Music that communicates so directly, so effectively, has been a notable attribute of Salonen’s two concerts this month (already scheduled when his new assignment was announced last year). Even in Beethoven’s hastily written overture to King Stephen – the concert opener – the conductor allowed the rough-textured Hungarian dance to bounce merrily through the orchestra, with an appropriately rustic feel.
In the second half, the communicative theme continued with a stormy reading of the early twentieth-century Danish composer Carl Nielsen’s Fifth Symphony. Conducted with Scandinavian firmness by the Finnish Salonen, the work emerged with its muscular sonorities intact. The insistent repetitions throughout the orchestra came through vividly, as did the composer’s clear intention to depict things losing traction with reality.

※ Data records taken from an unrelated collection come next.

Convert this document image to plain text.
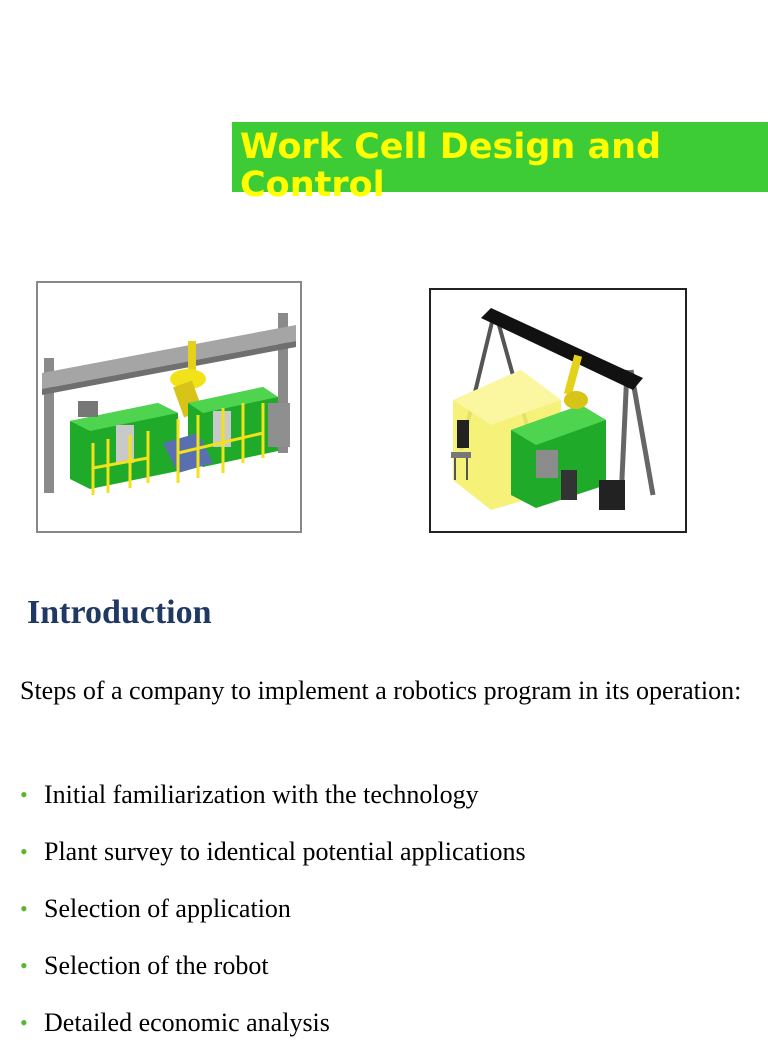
Work Cell Design and Control
Introduction

Steps of a company to implement a robotics program in its operation:

• Initial familiarization with the technology
• Plant survey to identical potential applications
• Selection of application
• Selection of the robot
• Detailed economic analysis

Most gripping was Nissley (again) on various snare drums, initially in the first movement’s insistent little cadence on a pair of drums behind the violins at the left side of the stage. In the second movement, working on drums in the choir loft above the ensemble, his improvised and increasingly unhinged interjections spurred Salonen and the orchestra to play ever louder until the percussionist was drowned out with a glorious chorale in the brass – a stunning moment.
On Salonen’s part, he caught the opening pages’ unsettling obsessiveness as the short phrases passed through the orchestra, brought out lush warmth in the following adagio, and ramped up the tension until the final pages’ soothing warmth. Principal clarinet Carey Bell floated his wistful phrases over the orchestra’s soft chord to bring things to a satisfying conclusion.